The first red flag in The Post's poll was O'Malley's 4-point lead among male voters. In every poll since 2005 (and in the 2006 election itself) Ehrlich wins among men. The latest Gonzales Poll has Ehrlich ahead by 8 points with men. The Post poll is the first time O'Malley has led among male voters, ever.
The next alarm bell was The Post poll's finding that in Montgomery County, Ehrlich gets only 27 percent of the vote. Impossible. In the 2006 election, he got 36 percent; in 2002, he got 38 percent.
Then, I saw O'Malley's favorable/unfavorable ratings. Post poll: 64 percent favorable, 26 percent unfavorable (+38 differential); Rasmussen's Sept. 15 poll: 54 percent favorable, 38 percent unfavorable (+16 differential). Too big a difference — something's wrong.
To The Post's credit, its pollster, Jon Cohen, shared his backup data and methodology with me. Here's what I discovered:
Most pollsters build their sample by looking at actual past voter turnout and exit polls from prior elections. Then they feed in current trends, what they're seeing in the field and, finally, their educated estimates based on experience and hunches. This is the art of polling.

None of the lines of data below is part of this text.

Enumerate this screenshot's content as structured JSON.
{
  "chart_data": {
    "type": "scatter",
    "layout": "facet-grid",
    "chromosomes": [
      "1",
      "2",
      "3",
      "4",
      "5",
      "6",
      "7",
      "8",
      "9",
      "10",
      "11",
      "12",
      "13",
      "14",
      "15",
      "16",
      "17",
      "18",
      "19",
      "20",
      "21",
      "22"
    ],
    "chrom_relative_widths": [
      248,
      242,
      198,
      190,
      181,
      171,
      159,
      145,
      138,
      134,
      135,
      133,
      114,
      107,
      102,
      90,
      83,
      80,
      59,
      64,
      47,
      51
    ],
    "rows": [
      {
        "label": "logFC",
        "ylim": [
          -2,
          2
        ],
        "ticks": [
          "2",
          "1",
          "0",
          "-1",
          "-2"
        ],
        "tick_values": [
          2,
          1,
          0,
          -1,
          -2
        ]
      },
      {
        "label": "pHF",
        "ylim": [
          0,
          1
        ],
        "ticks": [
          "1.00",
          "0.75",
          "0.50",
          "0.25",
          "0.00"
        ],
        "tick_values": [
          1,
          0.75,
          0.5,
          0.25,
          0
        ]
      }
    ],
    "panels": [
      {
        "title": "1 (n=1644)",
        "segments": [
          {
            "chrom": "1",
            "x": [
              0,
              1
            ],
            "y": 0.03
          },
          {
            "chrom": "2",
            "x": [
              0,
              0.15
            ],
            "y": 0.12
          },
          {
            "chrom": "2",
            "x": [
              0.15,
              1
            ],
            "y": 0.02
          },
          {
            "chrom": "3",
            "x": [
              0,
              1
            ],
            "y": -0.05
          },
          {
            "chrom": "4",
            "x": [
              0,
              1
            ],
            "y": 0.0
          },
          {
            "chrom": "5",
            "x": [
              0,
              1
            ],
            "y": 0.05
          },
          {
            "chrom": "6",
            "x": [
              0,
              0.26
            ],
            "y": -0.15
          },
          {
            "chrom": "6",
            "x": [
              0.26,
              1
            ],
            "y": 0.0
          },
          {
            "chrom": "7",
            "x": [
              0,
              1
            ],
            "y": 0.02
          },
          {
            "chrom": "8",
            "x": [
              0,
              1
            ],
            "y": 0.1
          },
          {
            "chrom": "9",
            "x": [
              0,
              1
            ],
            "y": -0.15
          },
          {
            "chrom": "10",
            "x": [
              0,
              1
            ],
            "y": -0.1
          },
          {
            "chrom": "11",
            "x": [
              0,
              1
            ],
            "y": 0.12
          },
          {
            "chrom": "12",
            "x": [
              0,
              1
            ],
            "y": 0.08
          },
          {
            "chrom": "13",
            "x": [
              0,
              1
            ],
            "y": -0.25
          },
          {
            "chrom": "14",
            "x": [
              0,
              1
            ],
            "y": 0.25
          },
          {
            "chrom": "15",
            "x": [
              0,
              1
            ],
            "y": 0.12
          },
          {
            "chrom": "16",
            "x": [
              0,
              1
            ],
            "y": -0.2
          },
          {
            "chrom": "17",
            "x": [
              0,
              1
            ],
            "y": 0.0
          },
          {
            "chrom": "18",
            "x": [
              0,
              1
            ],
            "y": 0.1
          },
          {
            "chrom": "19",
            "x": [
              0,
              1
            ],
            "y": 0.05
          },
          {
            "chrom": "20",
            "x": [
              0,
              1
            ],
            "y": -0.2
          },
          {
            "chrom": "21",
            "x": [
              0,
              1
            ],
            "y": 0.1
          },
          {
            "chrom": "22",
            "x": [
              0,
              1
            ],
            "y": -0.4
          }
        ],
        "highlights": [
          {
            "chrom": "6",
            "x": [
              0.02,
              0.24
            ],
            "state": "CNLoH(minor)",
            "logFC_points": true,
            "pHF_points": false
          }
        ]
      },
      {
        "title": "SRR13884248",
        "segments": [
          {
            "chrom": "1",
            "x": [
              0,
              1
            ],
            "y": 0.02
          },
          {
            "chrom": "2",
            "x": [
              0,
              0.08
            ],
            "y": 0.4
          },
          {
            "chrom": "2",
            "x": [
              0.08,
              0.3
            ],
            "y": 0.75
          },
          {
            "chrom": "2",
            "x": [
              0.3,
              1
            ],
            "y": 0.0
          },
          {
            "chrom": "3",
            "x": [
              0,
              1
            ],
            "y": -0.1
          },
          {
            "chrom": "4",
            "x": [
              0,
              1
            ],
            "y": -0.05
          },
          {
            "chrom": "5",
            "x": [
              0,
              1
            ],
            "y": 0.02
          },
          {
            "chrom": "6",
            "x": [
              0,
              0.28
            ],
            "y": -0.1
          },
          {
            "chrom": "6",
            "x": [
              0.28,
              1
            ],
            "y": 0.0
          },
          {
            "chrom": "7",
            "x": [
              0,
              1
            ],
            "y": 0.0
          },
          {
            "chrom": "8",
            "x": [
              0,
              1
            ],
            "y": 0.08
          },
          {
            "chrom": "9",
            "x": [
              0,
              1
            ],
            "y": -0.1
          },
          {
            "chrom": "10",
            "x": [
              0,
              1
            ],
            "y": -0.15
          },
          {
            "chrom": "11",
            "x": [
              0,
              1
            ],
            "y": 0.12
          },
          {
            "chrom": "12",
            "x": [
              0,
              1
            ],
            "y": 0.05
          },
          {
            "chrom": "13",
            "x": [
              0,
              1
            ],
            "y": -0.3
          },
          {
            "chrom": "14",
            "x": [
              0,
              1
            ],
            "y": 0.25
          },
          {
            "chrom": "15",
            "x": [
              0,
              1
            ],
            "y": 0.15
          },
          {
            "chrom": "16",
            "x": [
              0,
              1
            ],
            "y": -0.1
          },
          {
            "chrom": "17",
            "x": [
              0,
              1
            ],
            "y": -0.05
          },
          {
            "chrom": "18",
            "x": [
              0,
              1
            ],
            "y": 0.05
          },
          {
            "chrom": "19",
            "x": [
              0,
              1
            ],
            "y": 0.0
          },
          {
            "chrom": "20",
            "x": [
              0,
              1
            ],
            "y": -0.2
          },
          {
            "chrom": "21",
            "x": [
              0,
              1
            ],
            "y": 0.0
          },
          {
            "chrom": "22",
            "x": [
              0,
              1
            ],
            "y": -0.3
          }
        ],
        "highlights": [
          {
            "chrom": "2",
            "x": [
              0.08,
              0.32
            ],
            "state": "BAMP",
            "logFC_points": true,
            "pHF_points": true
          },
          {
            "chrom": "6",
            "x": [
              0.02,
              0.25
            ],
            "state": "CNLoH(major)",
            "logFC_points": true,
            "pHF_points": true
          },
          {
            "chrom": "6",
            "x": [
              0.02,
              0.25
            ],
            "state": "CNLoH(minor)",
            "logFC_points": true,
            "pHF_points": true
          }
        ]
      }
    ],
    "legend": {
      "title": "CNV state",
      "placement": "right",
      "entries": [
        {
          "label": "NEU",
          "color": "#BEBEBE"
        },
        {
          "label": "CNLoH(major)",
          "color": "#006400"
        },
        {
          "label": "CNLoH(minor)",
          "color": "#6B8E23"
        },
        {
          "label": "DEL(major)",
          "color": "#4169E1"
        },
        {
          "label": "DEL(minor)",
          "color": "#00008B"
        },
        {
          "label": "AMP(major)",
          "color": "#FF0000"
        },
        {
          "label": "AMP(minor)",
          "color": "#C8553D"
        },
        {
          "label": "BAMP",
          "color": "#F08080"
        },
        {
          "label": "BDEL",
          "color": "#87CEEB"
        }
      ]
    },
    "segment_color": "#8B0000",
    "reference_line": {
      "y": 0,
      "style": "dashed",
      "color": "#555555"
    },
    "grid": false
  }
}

The Post poll builds its sample much differently. Instead of using past elections, trends and hunches, it uses Census data. So, if blacks are 29.7 percent of the population, they are 29.7 percent of the Post poll's initial sample. If Republicans are 28 percent of the registered voters, they become 28 percent of the sample. Then, after building its sample based on this generic data, The Post refines its sample to final form by asking respondents a series of questions about their voting likelihood and intensity.
As you might expect, this difference in methodology leads to different samples, which, in turn, lead to different poll results.
My problem with The Post poll's Census-based approach is that it misses a lot of political data, such as September's primary election returns. The Post poll says that O'Malley's and Ehrlich's supporters are equally enthusiastic, yet this year's low-turnout primary saw a Republican surge (37,901 more voters) and a big Democratic drop (125,628 fewer voters) compared with the 2006 primary. Something's going on.
The bottom line? (emphais mine):
I believe The Post's sample over-counts African-Americans (who vote 9 to 1 Democratic) and undercounts Republicans, which accounts for O'Malley's startling lead. I further believe that O'Malley is leading Ehrlich by 3 to 4 points, primarily because O'Malley, with three times more campaign cash than Ehrlich, has had the airwaves to himself since June. But, trust me, O'Malley's lead is not 11 points. That may be the way some folks want it to be, but it's not the way it is.